4Trois locus se distinguent par l’abondance du matériel recueilli : l’un, Campo delle Piane 10 (CDP 10), est situé sur la rive gauche du Gallero et les deux autres sur la rive opposée. Campo delle Piane 7 (CDP 7) correspond à la parcelle en bordure de laquelle a été découvert l’habitat épigravettien profond et Campo delle Piane 15 (CDP 15) est localisé à 200 mètres environ du gisement fouillé (fig. 1b, chap. 4)2. Le nombre de vestiges lithiques retrouvés est comparable (un peu plus d’un millier de pièces pour chaque locus) sur des aires cependant variables (entre 8000 m2 et 1,5 ha) (tabl. I). Nous pouvons noter en outre l’absence de découverte d’autre catégorie significative de vestiges (céramique, objet métallique) lors de nos prospections sur ces parcelles.

5L’étude est centrée sur ces trois séries de surface, quantitativement les plus riches, donc les plus aptes à répondre à notre problématique chrono-culturelle. Il convient aussi de rappeler qu’à la suite du bilan positif de ces récoltes, ces locus ont fait l’objet de sondages qui n’ont toutefois pas permis la découverte d’un niveau archéologique en place autre que le niveau profond révélé par les fouilles.

6Des ramassages réalisés sur cinq autres parcelles, toutes situées sur la rive gauche du Gallero (CDP 8, 9, 11, 12 et 13), ont aussi livré du matériel lithique mais en quantité nettement plus modeste. Il n’y sera fait que brièvement allusion, en comparaison avec les trois séries plus importantes. Enfin, des découvertes sporadiques ont été effectuées ici et là, de part et d’autre du Gallero. Si tous ces ensembles lithiques ne sont pas d’un égal intérêt, on remarque qu’ils se concentrent le long du Gallero, sur ses deux rives.

2. L’analyse typo-technologique et économique : un premier moyen d’attribution chrono-culturelle des séries de surface

7Le premier problème que pose l’étude d’une collection de surface est évidemment celui de son homogénéité. En l’absence de données stratigraphiques solides, il est tout de même possible d’évaluer la cohérence de l’assemblage en conjuguant plusieurs approches, typologique, technologique et économique. Cette démarche a été conduite sur les trois séries principales. L’analyse des deux premières, CDP 10 et 7, a déjà été publiée et nous en rappelons ici l’essentiel des résultats (Olive, Valentin 2005), enrichis de nouvelles comparaisons avec des sites plus tardivement étudiés.
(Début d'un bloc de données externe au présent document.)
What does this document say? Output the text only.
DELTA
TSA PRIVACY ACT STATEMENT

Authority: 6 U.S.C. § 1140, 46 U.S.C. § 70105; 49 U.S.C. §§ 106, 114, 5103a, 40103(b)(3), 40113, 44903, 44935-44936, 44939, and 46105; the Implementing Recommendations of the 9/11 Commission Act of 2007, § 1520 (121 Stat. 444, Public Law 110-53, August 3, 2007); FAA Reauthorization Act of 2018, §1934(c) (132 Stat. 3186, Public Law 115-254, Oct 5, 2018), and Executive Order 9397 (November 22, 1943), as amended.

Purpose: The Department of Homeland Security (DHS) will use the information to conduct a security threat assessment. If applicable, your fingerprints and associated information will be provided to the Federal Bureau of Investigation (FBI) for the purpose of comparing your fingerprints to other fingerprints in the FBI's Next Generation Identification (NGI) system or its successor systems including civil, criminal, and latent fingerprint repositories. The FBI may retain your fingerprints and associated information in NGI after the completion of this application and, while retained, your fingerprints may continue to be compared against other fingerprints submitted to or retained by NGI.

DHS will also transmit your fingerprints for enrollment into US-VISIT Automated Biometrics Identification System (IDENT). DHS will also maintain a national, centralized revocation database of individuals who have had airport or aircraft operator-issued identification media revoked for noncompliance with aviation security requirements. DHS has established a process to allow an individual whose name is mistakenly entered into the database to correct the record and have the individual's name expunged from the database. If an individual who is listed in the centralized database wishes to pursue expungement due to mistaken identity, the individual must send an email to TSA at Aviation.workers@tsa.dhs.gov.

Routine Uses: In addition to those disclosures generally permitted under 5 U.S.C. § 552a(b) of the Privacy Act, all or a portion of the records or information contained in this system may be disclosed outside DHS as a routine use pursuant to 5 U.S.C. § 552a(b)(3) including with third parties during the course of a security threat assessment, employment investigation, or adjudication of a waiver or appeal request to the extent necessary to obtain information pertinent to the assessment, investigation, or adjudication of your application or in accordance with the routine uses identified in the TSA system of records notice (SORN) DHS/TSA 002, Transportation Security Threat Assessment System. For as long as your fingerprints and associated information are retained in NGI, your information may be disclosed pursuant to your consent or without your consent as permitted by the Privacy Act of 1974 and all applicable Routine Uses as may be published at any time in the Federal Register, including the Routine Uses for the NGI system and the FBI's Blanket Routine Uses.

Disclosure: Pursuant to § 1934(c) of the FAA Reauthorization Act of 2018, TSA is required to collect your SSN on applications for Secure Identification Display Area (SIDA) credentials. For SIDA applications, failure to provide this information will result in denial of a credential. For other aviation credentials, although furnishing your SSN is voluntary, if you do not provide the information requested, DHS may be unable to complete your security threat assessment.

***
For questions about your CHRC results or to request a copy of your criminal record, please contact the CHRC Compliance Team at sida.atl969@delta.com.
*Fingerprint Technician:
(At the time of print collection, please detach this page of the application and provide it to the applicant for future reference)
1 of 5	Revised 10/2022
8Nous complétons cette étude par des observations faites sur des vestiges découverts postérieurement et provenant d’un troisième locus, CDP 15.

2.1. Les locus Campo delle Piane 10 et 7 (M.O, A.T., B.V)
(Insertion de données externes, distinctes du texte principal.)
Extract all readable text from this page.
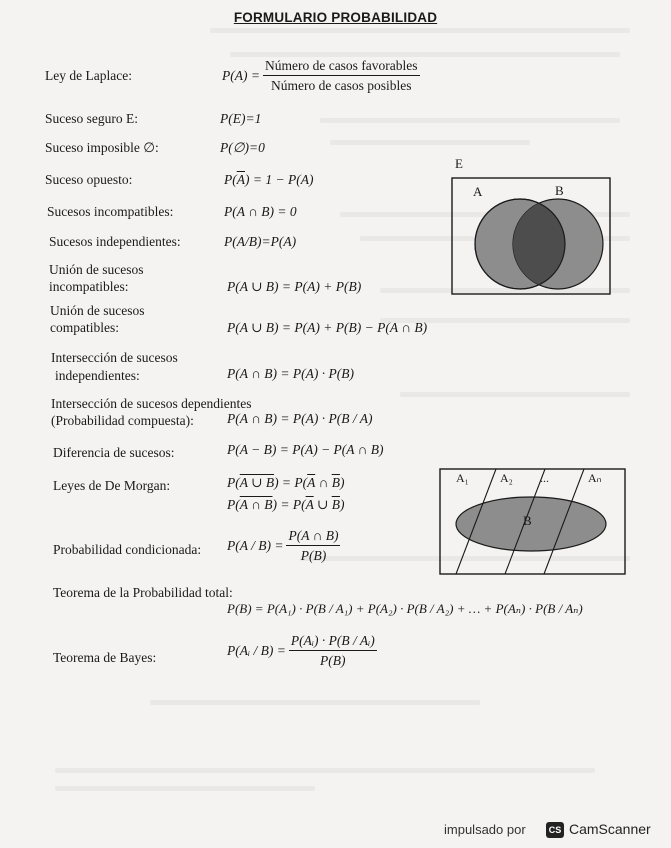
FORMULARIO PROBABILIDAD
Ley de Laplace:	$P(A) = \frac{\text{Número de casos favorables}}{\text{Número de casos posibles}}$
Suceso seguro E:	P(E)=1
Suceso imposible ∅:	P(∅)=0
Suceso opuesto:	$P(\overline{A}) = 1 - P(A)$
Sucesos incompatibles:	P(A ∩ B) = 0
Sucesos independientes:	P(A/B)=P(A)
Unión de sucesos
incompatibles:	P(A ∪ B) = P(A) + P(B)
Unión de sucesos
compatibles:	P(A ∪ B) = P(A) + P(B) − P(A ∩ B)
Intersección de sucesos
independientes:	P(A ∩ B) = P(A) · P(B)
Intersección de sucesos dependientes
(Probabilidad compuesta): P(A ∩ B) = P(A) · P(B / A)
Diferencia de sucesos:	P(A − B) = P(A) − P(A ∩ B)
Leyes de De Morgan:	P(A ∪ $B) = P(\overline{A}$ ∩ $\overline{B}$)
P(A ∩ $B) = P(\overline{A}$ ∪ $\overline{B}$)
Probabilidad condicionada: $P(A / B) = \frac{P(A \cap B)}{P(B)}$
Teorema de la Probabilidad total:
P(B) = P(A₁) · P(B / A₁) + P(A₂) · P(B / A₂) + … + P(Aₙ) · P(B / Aₙ)
Teorema de Bayes:	P(Aᵢ / $B) = \frac{\text{P(Aᵢ) · P(B / Aᵢ)}}{P(B)}$
E
A	B
A₁	A₂ ...	Aₙ
B
impulsado por	CS CamScanner
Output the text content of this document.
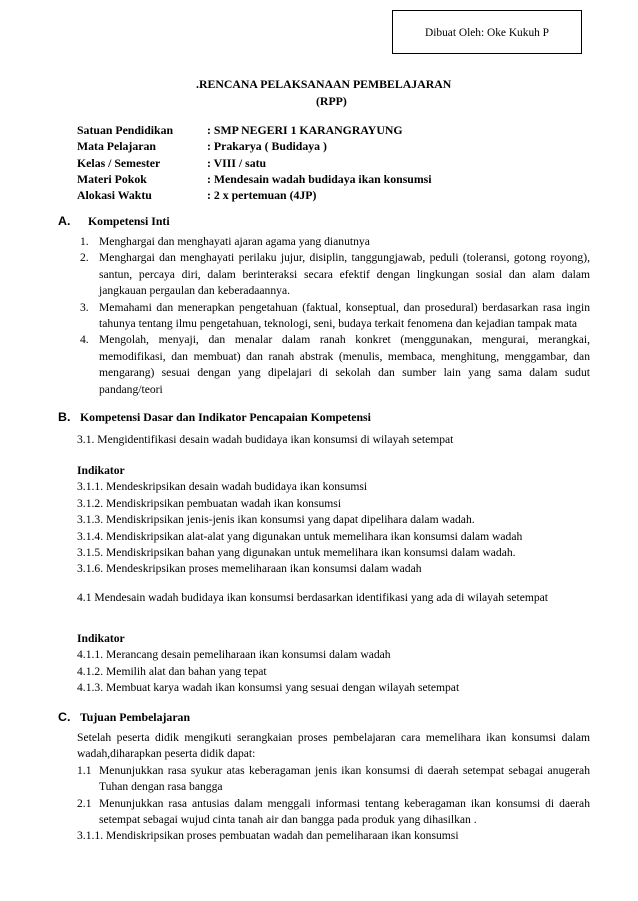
Dibuat Oleh: Oke Kukuh P
.RENCANA PELAKSANAAN PEMBELAJARAN
(RPP)
Satuan Pendidikan	: SMP NEGERI 1 KARANGRAYUNG
Mata Pelajaran	: Prakarya ( Budidaya )
Kelas / Semester	: VIII / satu
Materi Pokok	: Mendesain wadah budidaya ikan konsumsi
Alokasi Waktu	: 2 x pertemuan (4JP)
A. Kompetensi Inti
1. Menghargai dan menghayati ajaran agama yang dianutnya
2. Menghargai dan menghayati perilaku jujur, disiplin, tanggungjawab, peduli (toleransi, gotong royong), santun, percaya diri, dalam berinteraksi secara efektif dengan lingkungan sosial dan alam dalam jangkauan pergaulan dan keberadaannya.
3. Memahami dan menerapkan pengetahuan (faktual, konseptual, dan prosedural) berdasarkan rasa ingin tahunya tentang ilmu pengetahuan, teknologi, seni, budaya terkait fenomena dan kejadian tampak mata
4. Mengolah, menyaji, dan menalar dalam ranah konkret (menggunakan, mengurai, merangkai, memodifikasi, dan membuat) dan ranah abstrak (menulis, membaca, menghitung, menggambar, dan mengarang) sesuai dengan yang dipelajari di sekolah dan sumber lain yang sama dalam sudut pandang/teori
B. Kompetensi Dasar dan Indikator Pencapaian Kompetensi
3.1. Mengidentifikasi desain wadah budidaya ikan konsumsi di wilayah setempat
Indikator
3.1.1. Mendeskripsikan desain wadah budidaya ikan konsumsi
3.1.2. Mendiskripsikan pembuatan wadah ikan konsumsi
3.1.3. Mendiskripsikan jenis-jenis ikan konsumsi yang dapat dipelihara dalam wadah.
3.1.4. Mendiskripsikan alat-alat yang digunakan untuk memelihara ikan konsumsi dalam wadah
3.1.5. Mendiskripsikan bahan yang digunakan untuk memelihara ikan konsumsi dalam wadah.
3.1.6. Mendeskripsikan proses memeliharaan ikan konsumsi dalam wadah
4.1 Mendesain wadah budidaya ikan konsumsi berdasarkan identifikasi yang ada di wilayah setempat
Indikator
4.1.1. Merancang desain pemeliharaan ikan konsumsi dalam wadah
4.1.2. Memilih alat dan bahan yang tepat
4.1.3. Membuat karya wadah ikan konsumsi yang sesuai dengan wilayah setempat
C. Tujuan Pembelajaran
Setelah peserta didik mengikuti serangkaian proses pembelajaran cara memelihara ikan konsumsi dalam wadah,diharapkan peserta didik dapat:
1.1 Menunjukkan rasa syukur atas keberagaman jenis ikan konsumsi di daerah setempat sebagai anugerah Tuhan dengan rasa bangga
2.1 Menunjukkan rasa antusias dalam menggali informasi tentang keberagaman ikan konsumsi di daerah setempat sebagai wujud cinta tanah air dan bangga pada produk yang dihasilkan .
3.1.1. Mendiskripsikan proses pembuatan wadah dan pemeliharaan ikan konsumsi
9C’est essentiellement l’industrie récoltée à CDP 10 qui a fait l’objet de cette première analyse. À cette occasion, les pièces les plus significatives de CDP 7 (supports bruts et retouchés, nucléus) ont aussi été examinées à titre de comparaison3.

10L’interprétation des assemblages de CDP 10 et CDP 7 a été facilitée par la conjonction de plusieurs paramètres, à la fois économiques et techniques, dont la combinaison fait apparaître la co-existence de deux composantes principales assez contrastées. Il est clair cependant que cette distinction repose avant tout sur des critères qualitatifs et exprime de grandes tendances, les conditions de découverte minorant l’intérêt de décomptes précis.
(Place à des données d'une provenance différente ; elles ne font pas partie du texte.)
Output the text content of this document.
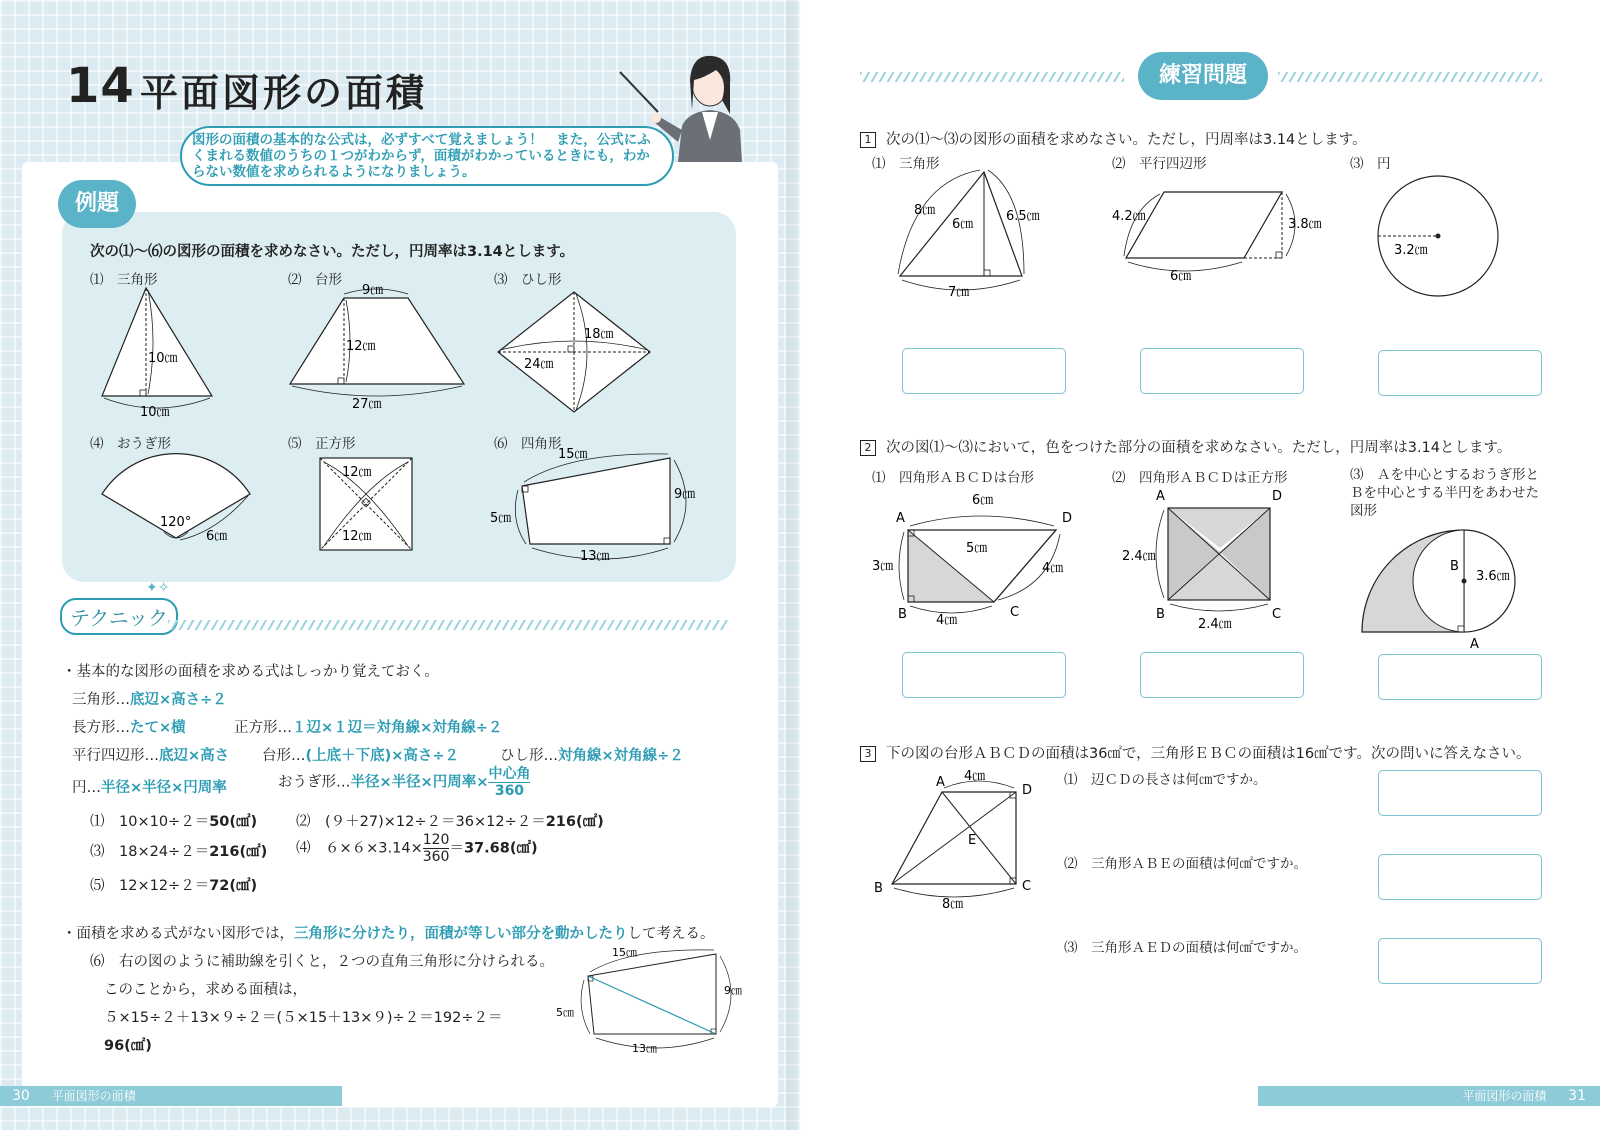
14 平面図形の面積
図形の面積の基本的な公式は，必ずすべて覚えましょう！　また，公式にふくまれる数値のうちの１つがわからず，面積がわかっているときにも，わからない数値を求められるようになりましょう。
例題
次の⑴～⑹の図形の面積を求めなさい。ただし，円周率は3.14とします。
⑴　 三角形	⑵　 台形	⑶　 ひし形
⑷　 おうぎ形	⑸　 正方形	⑹　 四角形
10㎝
10㎝
9㎝
12㎝
27㎝
18㎝
24㎝
120°
6㎝
12㎝
12㎝
15㎝
9㎝
5㎝
13㎝
テクニック
✦✧
・基本的な図形の面積を求める式はしっかり覚えておく。
三角形…底辺×高さ÷２
長方形…たて×横	正方形…１辺×１辺＝対角線×対角線÷２
平行四辺形…底辺×高さ 台形…(上底＋下底)×高さ÷２	ひし形…対角線×対角線÷２
円…半径×半径×円周率	おうぎ形…半径×半径×円周率× $\frac{\text{中心角}}{360}$
⑴　 10×10÷２＝50(㎠)	⑵　 (９＋27)×12÷２＝36×12÷２＝216(㎠)
⑶　 18×24÷２＝216(㎠) ⑷　 $6\times 6\times 3.14\times \frac{120}{360}$ ＝37.68(㎠)
⑸　 12×12÷２＝72(㎠)
・面積を求める式がない図形では，三角形に分けたり，面積が等しい部分を動かしたりして考える。
⑹　 右の図のように補助線を引くと，２つの直角三角形に分けられる。
このことから，求める面積は，
５×15÷２＋13×９÷２＝(５×15＋13×９)÷２＝192÷２＝
96(㎠)
15㎝
9㎝
5㎝
13㎝
30 平面図形の面積
練習問題
1 次の⑴～⑶の図形の面積を求めなさい。ただし，円周率は3.14とします。
⑴　 三角形	⑵　 平行四辺形	⑶　 円
8㎝
6㎝
6.5㎝
7㎝
4.2㎝
3.8㎝
6㎝
3.2㎝
2 次の図⑴～⑶において，色をつけた部分の面積を求めなさい。ただし，円周率は3.14とします。
⑴　 四角形ＡＢＣＤは台形	⑵　 四角形ＡＢＣＤは正方形	⑶　 Ａを中心とするおうぎ形とＢを中心とする半円をあわせた図形
6㎝
A	D
5㎝
3㎝	4㎝
B	C
4㎝
A	D
2.4㎝
B	C
2.4㎝
B
3.6㎝
A
3 下の図の台形ＡＢＣＤの面積は36㎠で，三角形ＥＢＣの面積は16㎠です。次の問いに答えなさい。
A 4㎝
D
E
B	C
8㎝
⑴　 辺ＣＤの長さは何㎝ですか。
⑵　 三角形ＡＢＥの面積は何㎠ですか。
⑶　 三角形ＡＥＤの面積は何㎠ですか。
平面図形の面積 31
11Le premier de ces paramètres concerne la matière première. Deux grandes catégories de matériaux ont été distinguées dans ces deux locus. La première comprend des silex à grain fin provenant essentiellement de deux formations géologiques, la Maiolica surtout (niveaux inférieurs) et la Scaglia, qui ont également fourni la presque totalité de l’industrie lithique retrouvée en fouille (cf. chapitre 6). La seconde catégorie est constituée de silex à grain plus grossier, homogène, et présentant une patine blanc-crème. Elle trouve son origine dans les couches supérieures de la Maiolica. Une bonne part de ces matières premières – les silex attribués à la Maiolica – se rencontre localement, dans les alluvions de la vallée du Tavo et au sein d’anciennes terrasses.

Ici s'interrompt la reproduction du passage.